Посмотри-ка внимательно на Крым. Что ты видишь?
— А что я должен видеть? Черное море. Крым. Всесоюзная здравница.
— Крым не только всесоюзная здравница. Это еще и плацдарм. Турция. Ближний Восток. Балканы. Босфор. Выход в Адриатику. Севастополь, база Черноморского флота. И все это отдать евреям?
Михоэлс напряженно всмотрелся в хмурое лицо Лозовского.
— Соломон Абрамович… ты понимаешь, что ты сказал?
Лозовский не ответил.
— Нет. Этого не может быть.
— Может.
— Значит, по-твоему, Крым — ловушка? Вся эта история с еврейской республикой — западня?.. Соломон Абрамович, ты просто сошел с ума. Хотя по твоему виду не скажешь. Но ведь на сумасшедших не обязательно написано, что они сумасшедшие?
Лозовский вернулся за стол, наполнил стопки, чокнулся с Михоэлсом и поставил нетронутую стопку на клеенку.
— Как ты думаешь, Соломон Михайлович, зачем я сегодня к тебе пришел?
— Выпить водки.
— Нет.
— Поделиться тревогой.
— Нет.
— Тогда не знаю. Зачем?
— Чтобы ты меня разубедил. Чтобы ты доказал, что я не прав. Что я сошел с ума. Ну? Разубеди меня! Или хотя бы попробуй!

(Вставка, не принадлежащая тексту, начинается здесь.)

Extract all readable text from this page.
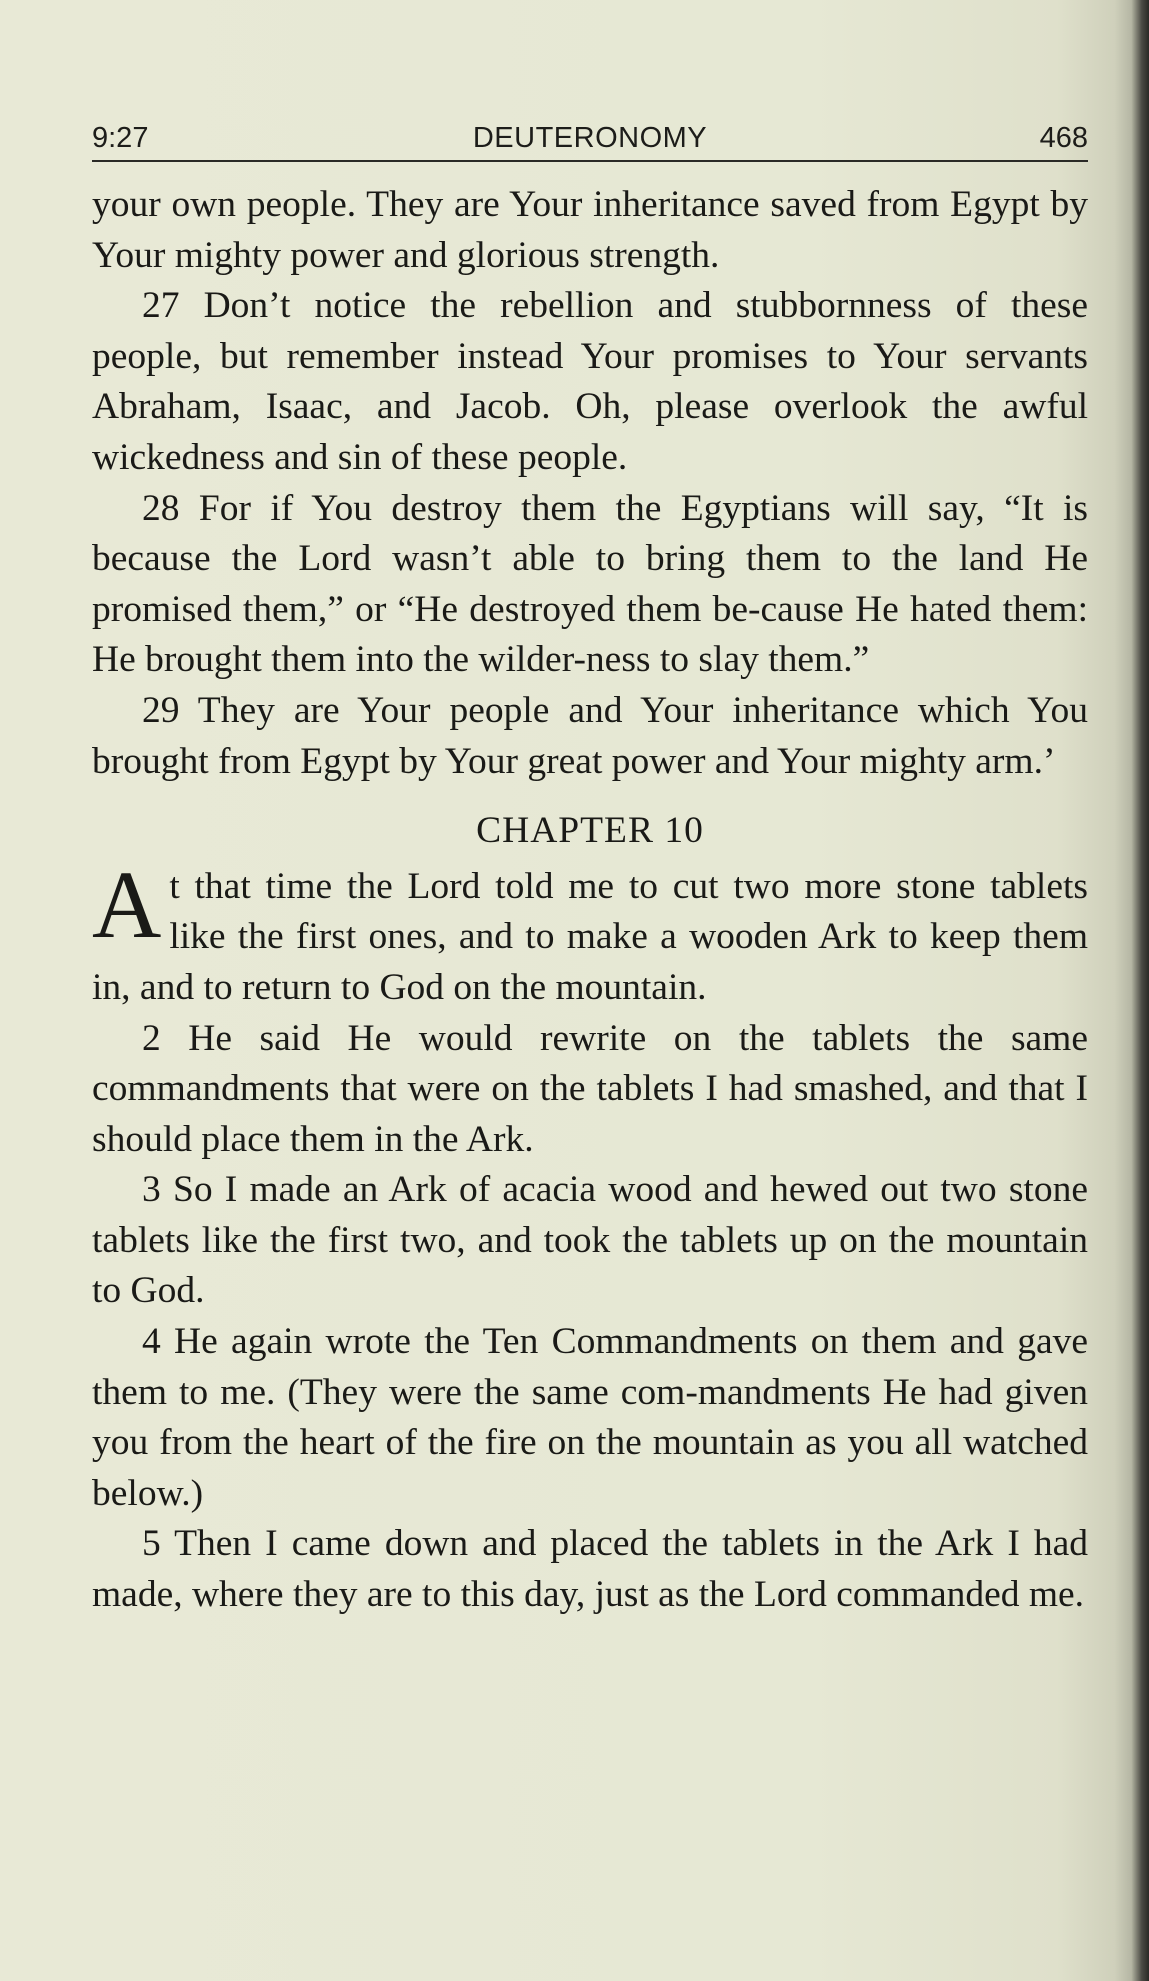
9:27	DEUTERONOMY	468

your own people. They are Your inheritance saved from Egypt by Your mighty power and glorious strength.

27 Don’t notice the rebellion and stubbornness of these people, but remember instead Your promises to Your servants Abraham, Isaac, and Jacob. Oh, please overlook the awful wickedness and sin of these people.

28 For if You destroy them the Egyptians will say, “It is because the Lord wasn’t able to bring them to the land He promised them,” or “He destroyed them be-cause He hated them: He brought them into the wilder-ness to slay them.”

29 They are Your people and Your inheritance which You brought from Egypt by Your great power and Your mighty arm.’

CHAPTER 10

At that time the Lord told me to cut two more stone tablets like the first ones, and to make a wooden Ark to keep them in, and to return to God on the mountain.

2 He said He would rewrite on the tablets the same commandments that were on the tablets I had smashed, and that I should place them in the Ark.

3 So I made an Ark of acacia wood and hewed out two stone tablets like the first two, and took the tablets up on the mountain to God.

4 He again wrote the Ten Commandments on them and gave them to me. (They were the same com-mandments He had given you from the heart of the fire on the mountain as you all watched below.)

5 Then I came down and placed the tablets in the Ark I had made, where they are to this day, just as the Lord commanded me.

— Крым — западня. Допустим. Какая?
— Мы об этом можем только гадать.
— Это может быть картой в его игре с Западом.
— Может, — согласился Лозовский.
— Почему мы должны обязательно предполагать самое худшее?
— Потому что мы евреи.
— Нас пять миллионов в Советском Союзе. И еще двадцать по всему миру.
— Сколько у нас дивизий?
— Каких дивизий? — не понял Михоэлс.
— Папа римский однажды выразил ему протест. По поводу разрушения костелов в Западной Украине. Он спросил: «Папа римский? А сколько у него дивизий?»
— Мы не должны лезть в эту ловушку. Мы просто не пошлем никакого обращения. Давай экземпляры. Сожжем их в ванне вместе с копиркой. И забудем об этом. Ничего не было!
Лозовский покачал головой:
— Пошлем. В шахматах есть термин: цугцванг. Вынужденный ход. Ему нужно это обращение. Он его получит. У нас нет выбора.
— Что же делать?
Лозовский усмехнулся:
— Это ты у меня спрашиваешь?
— А у кого мне спросить? Ты — старший товарищ. Очень большой начальник. Член ЦК. Я не спрашиваю у тебя, кто виноват. Я спрашиваю всего лишь: что делать?
— А как сам бы ответил?
На лице Михоэлса появилась растерянная улыбка.
— Не знаю… Жить. Делать, что в наших силах. Верить, что если Всевышний решит послать нам испытание, то даст и силы его выдержать. И надеяться на лучшее.
— Не разубедил ты меня, Соломон Михайлович. Но слегка успокоил. Может, все действительно не так плохо? Будем надеяться. Вот за эту надежду давай и выпьем!..
В длинном коридоре, глядя, как Лозовский влезает в свое бронебойное пальто, Михоэлс спросил:
— По Москве слух. Про Довженко. Это правда?
— Да.
— Взяли?
— Вроде нет.
— Он в Москве?
— Да, у родственников. Хочешь позвонить?
— Что значит хочу или не хочу?
Заперев за гостем дверь, Михоэлс прохромал в комнату, отыскал пухлую телефонную книжку. Вернувшись в коридор, при свете тусклой лампочки на четырехметровой высоте потолка нашел нужную страницу и набрал номер. Ответил женский голос:
— Алло!
— Могу я поговорить с Александром Петровичем Довженко?